このような芸当を可能にするのはやはり抱えている選手のポテンシャルの覚醒であったりとか、チームとして出せる力の最大値が高いチーム素質の高いチームということになってくるでしょうね。





1.21節までに一桁順位




怒涛の追い込みは魅力ではありますが、できればそういう状況にならないように無理なくいけるほうがよいでしょう。
そういうことでいくと、シーズンの折り返しの時点で一桁順位でついていけるくらいの位置につけておく必要があります。

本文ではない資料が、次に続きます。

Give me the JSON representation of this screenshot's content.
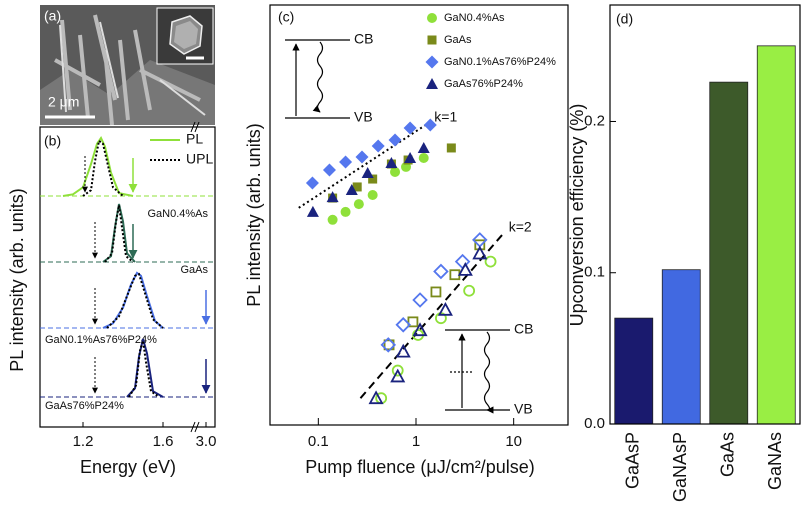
{
  "image": {
    "panel": "(a)",
    "scale": "2 μm"
  },
  "chart_data": [
    {
      "type": "spectra",
      "panel": "(b)",
      "xlabel": "Energy (eV)",
      "ylabel": "PL intensity (arb. units)",
      "xlim": [
        1.0,
        1.75
      ],
      "xlim_break": [
        2.9,
        3.1
      ],
      "xticks": [
        1.2,
        1.6,
        {
          "value": 3,
          "label": "3.0"
        }
      ],
      "legend": [
        {
          "name": "PL",
          "color": "#8fe03a",
          "style": "solid"
        },
        {
          "name": "UPL",
          "color": "#000000",
          "style": "dotted"
        }
      ],
      "samples": [
        {
          "name": "GaN0.4%As",
          "color": "#8fe03a",
          "pl": {
            "x": [
              1.1,
              1.15,
              1.2,
              1.24,
              1.27,
              1.29,
              1.31,
              1.34,
              1.38,
              1.45
            ],
            "values": [
              0,
              0.03,
              0.15,
              0.55,
              0.9,
              1.0,
              0.85,
              0.4,
              0.05,
              0
            ]
          },
          "upl": {
            "x": [
              1.2,
              1.24,
              1.26,
              1.28,
              1.3,
              1.32,
              1.35,
              1.4
            ],
            "values": [
              0,
              0.1,
              0.6,
              0.95,
              0.9,
              0.6,
              0.15,
              0
            ]
          },
          "excitation_upl": 1.21,
          "excitation_pl": 1.45
        },
        {
          "name": "GaAs",
          "color": "#2e6b55",
          "pl": {
            "x": [
              1.3,
              1.34,
              1.36,
              1.38,
              1.4,
              1.42,
              1.46
            ],
            "values": [
              0,
              0.1,
              0.6,
              1.0,
              0.7,
              0.15,
              0
            ]
          },
          "upl": {
            "x": [
              1.31,
              1.345,
              1.365,
              1.38,
              1.395,
              1.415,
              1.45
            ],
            "values": [
              0,
              0.15,
              0.7,
              0.98,
              0.6,
              0.1,
              0
            ]
          },
          "excitation_upl": 1.26,
          "excitation_pl": 1.45
        },
        {
          "name": "GaN0.1%As76%P24%",
          "color": "#4a6fe3",
          "pl": {
            "x": [
              1.3,
              1.35,
              1.4,
              1.44,
              1.47,
              1.49,
              1.52,
              1.56,
              1.6
            ],
            "values": [
              0,
              0.08,
              0.35,
              0.75,
              0.95,
              0.9,
              0.55,
              0.12,
              0
            ]
          },
          "upl": {
            "x": [
              1.32,
              1.38,
              1.42,
              1.46,
              1.48,
              1.51,
              1.55,
              1.6
            ],
            "values": [
              0,
              0.2,
              0.55,
              0.9,
              0.93,
              0.6,
              0.15,
              0
            ]
          },
          "excitation_upl": 1.26,
          "excitation_pl": 3.0
        },
        {
          "name": "GaAs76%P24%",
          "color": "#1a237e",
          "pl": {
            "x": [
              1.42,
              1.46,
              1.48,
              1.5,
              1.52,
              1.55,
              1.6
            ],
            "values": [
              0,
              0.15,
              0.7,
              1.0,
              0.75,
              0.1,
              0
            ]
          },
          "upl": {
            "x": [
              1.43,
              1.465,
              1.485,
              1.5,
              1.515,
              1.54,
              1.58
            ],
            "values": [
              0,
              0.2,
              0.8,
              0.97,
              0.6,
              0.1,
              0
            ]
          },
          "excitation_upl": 1.26,
          "excitation_pl": 3.0
        }
      ]
    },
    {
      "type": "scatter",
      "panel": "(c)",
      "xlabel": "Pump fluence (μJ/cm²/pulse)",
      "ylabel": "PL intensity (arb. units)",
      "xscale": "log",
      "yscale": "log",
      "xlim": [
        0.032,
        36
      ],
      "ylim": [
        1,
        10000
      ],
      "xticks": [
        0.1,
        1,
        10
      ],
      "legend": "upper right",
      "series": [
        {
          "name": "GaN0.4%As",
          "color": "#8fe03a",
          "marker": "circle",
          "open": false,
          "x": [
            0.14,
            0.19,
            0.26,
            0.36,
            0.61,
            0.79,
            1.2
          ],
          "values": [
            90,
            107,
            127,
            155,
            257,
            287,
            349
          ]
        },
        {
          "name": "GaAs",
          "color": "#7a8a1a",
          "marker": "square",
          "open": false,
          "x": [
            0.14,
            0.25,
            0.36,
            0.56,
            0.83,
            2.3
          ],
          "values": [
            145,
            185,
            220,
            306,
            334,
            435
          ]
        },
        {
          "name": "GaN0.1%As76%P24%",
          "color": "#5577ee",
          "marker": "diamond",
          "open": false,
          "x": [
            0.087,
            0.13,
            0.19,
            0.28,
            0.41,
            0.61,
            0.87,
            1.4
          ],
          "values": [
            202,
            268,
            320,
            357,
            454,
            518,
            674,
            720
          ]
        },
        {
          "name": "GaAs76%P24%",
          "color": "#1a237e",
          "marker": "triangle",
          "open": false,
          "x": [
            0.088,
            0.14,
            0.22,
            0.32,
            0.56,
            0.87,
            1.2
          ],
          "values": [
            107,
            148,
            173,
            251,
            313,
            349,
            435
          ]
        },
        {
          "color": "#8fe03a",
          "marker": "circle",
          "open": true,
          "x": [
            0.44,
            0.65,
            1.05,
            1.8,
            3.5,
            5.8
          ],
          "values": [
            1.8,
            3.3,
            7.2,
            10.4,
            19,
            36
          ]
        },
        {
          "color": "#7a8a1a",
          "marker": "square",
          "open": true,
          "x": [
            0.53,
            0.93,
            1.6,
            2.5,
            4.5
          ],
          "values": [
            5.8,
            9.6,
            18.5,
            27,
            52
          ]
        },
        {
          "color": "#5577ee",
          "marker": "diamond",
          "open": true,
          "x": [
            0.52,
            0.74,
            1.1,
            1.8,
            3.0,
            4.5
          ],
          "values": [
            5.8,
            9.0,
            15.5,
            29,
            36,
            58
          ]
        },
        {
          "color": "#1a237e",
          "marker": "triangle",
          "open": true,
          "x": [
            0.39,
            0.65,
            0.74,
            1.1,
            2.0,
            3.2,
            4.5
          ],
          "values": [
            1.8,
            2.9,
            5.0,
            8.0,
            12.5,
            30,
            43
          ]
        }
      ],
      "fits": [
        {
          "label": "k=1",
          "style": "dotted",
          "x": [
            0.063,
            1.4
          ],
          "values": [
            117,
            769
          ]
        },
        {
          "label": "k=2",
          "style": "dashed",
          "x": [
            0.27,
            8.1
          ],
          "values": [
            1.8,
            69
          ]
        }
      ],
      "insets": [
        {
          "upper": "CB",
          "lower": "VB"
        },
        {
          "upper": "CB",
          "lower": "VB"
        }
      ]
    },
    {
      "type": "bar",
      "panel": "(d)",
      "ylabel": "Upconversion efficiency (%)",
      "categories": [
        "GaAsP",
        "GaNAsP",
        "GaAs",
        "GaNAs"
      ],
      "values": [
        0.07,
        0.102,
        0.226,
        0.25
      ],
      "colors": [
        "#1a1a6e",
        "#4169e1",
        "#3d5a2a",
        "#99ee44"
      ],
      "ylim": [
        0,
        0.277
      ],
      "yticks": [
        {
          "value": 0,
          "label": "0.0"
        },
        0.1,
        0.2
      ]
    }
  ]
}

この時点でさらに後れを取ると後半勝ちまくんないと差し切り勝ちは難しい。







2.30節終了時点で8位以上





過去20チームいた中で、30節を経過して残り12試合そこから追い上げてPOに入れたチームは2014年の山形の1例のみです。
この時点までにある程度させる位置にいないとどこもラストスパートしてきますからなかなかに勝点差も順位も詰めていくのは難しいということでしょう。







・まとめ・
・21節までに一桁順位
・30節までの8位以上







はいということでデータでみてみる「PO進出への道」がいかがだったでしょうか?
長崎や北九州といった地方クラブでもPOには顔を出してきています。元J1クラブの壁は想像以上に高くて、ほとんどの地方クラブは跳ね返されてしまいますが、POという舞台があればこそ挑戦権を獲得できるという現状があります。
さて今年はどうなるでしょうか?
残念ながらスタートにつまづいたクラブは、怒涛のまくり鬼となってJ2を楽しませてほしいなと思います。